Many other factors enter into a comparison, however, for
machine-drilling produces a greater number of deeper holes and
permits larger blasts and therefore more rapid progress. In driving
levels under average conditions monthly footage is from two to
three times as great with heavy machines as by hand-drilling, and
by lighter machines a somewhat less proportion of greater speed.
The greater speed obtained in development work, the greater tonnage
obtained per man in stoping, with consequent reduction in the number
of men employed, and in reduction of superintendence and general
charges are indirect advantages for machine-drilling not to be
overlooked.
The results obtained in South Africa by hand-drilling in shafts,
and its very general adoption there, seem to indicate that better
speed and more economical work can be obtained in that way in very
large shafts than by machine-drilling. How far special reasons
there apply to smaller shafts or labor conditions elsewhere have
yet to be demonstrated. In large-dimension shafts demanding a large
number of machines, the handling of long machine bars and machines
generally results in a great loss of time. The large charges in
deep holes break the walls very irregularly; misfires cause more
delay; timbering is more difficult in the face of heavy blasting
charges; and the larger amount of spoil broken at one time delays
renewed drilling, and altogether the advantages seem to lie with
hand-drilling in shafts of large horizontal section.
The rapid development of special drills for particular conditions
has eliminated the advantage of hand-work in many situations during
the past ten years, and the invention of the hammer type of drill
bids fair to render hand-drilling a thing of the past. One
generalization is possible, and that is, if drills are run on 40-50
pounds' pressure they are no economy over hand-drilling.
WORKSHOPS.
In addition to the ordinary blacksmithy, which is a necessity,
the modern tendency has been to elaborate the shops on mines to
cover machine-work, pattern-making and foundry-work, in order that
delays may be minimized by quick repairs. To provide, however,
for such contingencies a staff of men must be kept larger than
the demand of average requirements. The result is an effort to
provide jobs or to do work extravagantly or unnecessarily well.

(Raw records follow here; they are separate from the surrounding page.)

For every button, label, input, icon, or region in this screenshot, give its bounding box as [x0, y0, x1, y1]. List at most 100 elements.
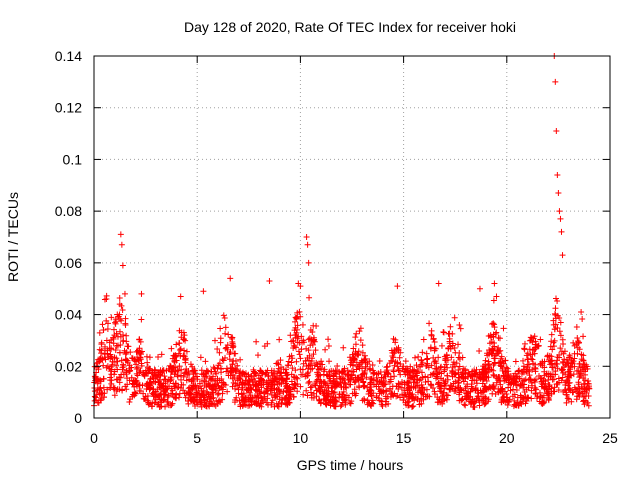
data-point — [574, 350, 581, 357]
data-point — [467, 388, 474, 395]
data-point — [523, 366, 530, 373]
data-point — [270, 369, 277, 376]
data-point — [174, 373, 181, 380]
data-point — [308, 358, 315, 365]
data-point — [325, 342, 332, 349]
data-point — [575, 381, 582, 388]
data-point — [206, 375, 213, 382]
data-point — [114, 333, 121, 340]
y-tick-label: 0.14 — [55, 48, 82, 64]
data-point — [418, 369, 425, 376]
data-point — [267, 383, 274, 390]
data-point — [556, 328, 563, 335]
data-point — [533, 395, 540, 402]
data-point — [258, 377, 265, 384]
data-point — [177, 385, 184, 392]
data-point — [313, 393, 320, 400]
data-point — [244, 387, 251, 394]
data-point — [556, 351, 563, 358]
data-point — [359, 375, 366, 382]
data-point — [389, 349, 396, 356]
data-point — [537, 336, 544, 343]
data-point — [415, 353, 422, 360]
data-point — [580, 333, 587, 340]
data-point — [136, 387, 143, 394]
data-point — [464, 381, 471, 388]
data-point — [488, 350, 495, 357]
data-point-outlier — [476, 285, 483, 292]
data-point — [379, 402, 386, 409]
data-point — [462, 402, 469, 409]
data-point-outlier — [117, 231, 124, 238]
data-point — [119, 306, 126, 313]
data-point — [216, 377, 223, 384]
data-point — [231, 374, 238, 381]
data-point — [404, 379, 411, 386]
data-point — [194, 391, 201, 398]
data-point — [284, 388, 291, 395]
data-point — [258, 394, 265, 401]
data-point — [431, 338, 438, 345]
data-point — [288, 359, 295, 366]
data-point — [357, 325, 364, 332]
data-point — [392, 358, 399, 365]
data-point — [542, 380, 549, 387]
data-point — [433, 365, 440, 372]
data-point — [450, 359, 457, 366]
data-point — [529, 382, 536, 389]
data-point — [122, 356, 129, 363]
data-point — [532, 385, 539, 392]
data-point — [461, 393, 468, 400]
data-point — [194, 373, 201, 380]
data-point — [430, 336, 437, 343]
data-point — [158, 351, 165, 358]
data-point-outlier — [118, 241, 125, 248]
data-point — [234, 362, 241, 369]
data-point — [187, 390, 194, 397]
data-point — [446, 340, 453, 347]
data-point — [228, 334, 235, 341]
data-point — [571, 363, 578, 370]
data-point — [563, 389, 570, 396]
data-point — [370, 400, 377, 407]
data-point — [472, 386, 479, 393]
data-point — [485, 398, 492, 405]
data-point — [549, 346, 556, 353]
data-point — [577, 368, 584, 375]
data-point — [122, 315, 129, 322]
data-point — [400, 396, 407, 403]
data-point — [539, 399, 546, 406]
data-point — [342, 380, 349, 387]
data-point — [424, 374, 431, 381]
data-point — [377, 388, 384, 395]
data-point — [490, 320, 497, 327]
data-point — [581, 386, 588, 393]
data-point — [434, 369, 441, 376]
data-point — [123, 371, 130, 378]
data-point — [245, 371, 252, 378]
data-point — [143, 386, 150, 393]
data-point — [462, 370, 469, 377]
data-point — [136, 381, 143, 388]
data-point — [308, 392, 315, 399]
data-point — [258, 395, 265, 402]
data-point — [524, 394, 531, 401]
data-point — [113, 376, 120, 383]
data-point — [246, 381, 253, 388]
data-point — [273, 360, 280, 367]
data-point — [252, 369, 259, 376]
data-point — [152, 396, 159, 403]
data-point — [123, 332, 130, 339]
data-point — [344, 371, 351, 378]
data-point — [361, 383, 368, 390]
y-tick-label: 0.08 — [55, 203, 82, 219]
data-point — [491, 386, 498, 393]
data-point — [442, 355, 449, 362]
data-point — [266, 377, 273, 384]
data-point — [98, 389, 105, 396]
data-point — [445, 345, 452, 352]
data-point — [201, 377, 208, 384]
data-point — [112, 346, 119, 353]
data-point — [350, 357, 357, 364]
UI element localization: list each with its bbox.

In general, it is an easy spot for fungi to start growing on the
administration, and if custom repair shops are available at all,
mine shops can be easily overdone.
A number of machines are now in use for sharpening drills.
Machine-sharpening is much cheaper than hand-work, although the drills
thus sharpened are rather less efficient owing to the difficulty of
tempering them to the same nicety; however, the net results are
in favor of the machines.
IMPROVEMENT IN EQUIPMENT.
Not only is every mine a progressive industry until the bottom
gives out, but the technology of the industry is always progressing,
so that the manager is almost daily confronted with improvements
which could be made in his equipment that would result in decreasing
expenses or increasing metal recovery. There is one test to the
advisability of such alterations: How long will it take to recover
the capital outlay from the savings effected? and over and above
this recovery of capital there must be some very considerable gain.
The life of
mines is at least secured over the period exposed in
the ore-reserves, and if the proposed alteration will show its
recovery and profit in that period, then it is certainly justified.
If it takes longer than this on the average speculative ore-deposit,
it is a gamble on finding further ore. As a matter of practical
policy it will be found that an improvement in equipment which
requires more than three or four years to redeem itself out of
saving, is usually a mechanical or metallurgical refinement the
indulgence in which is very doubtful.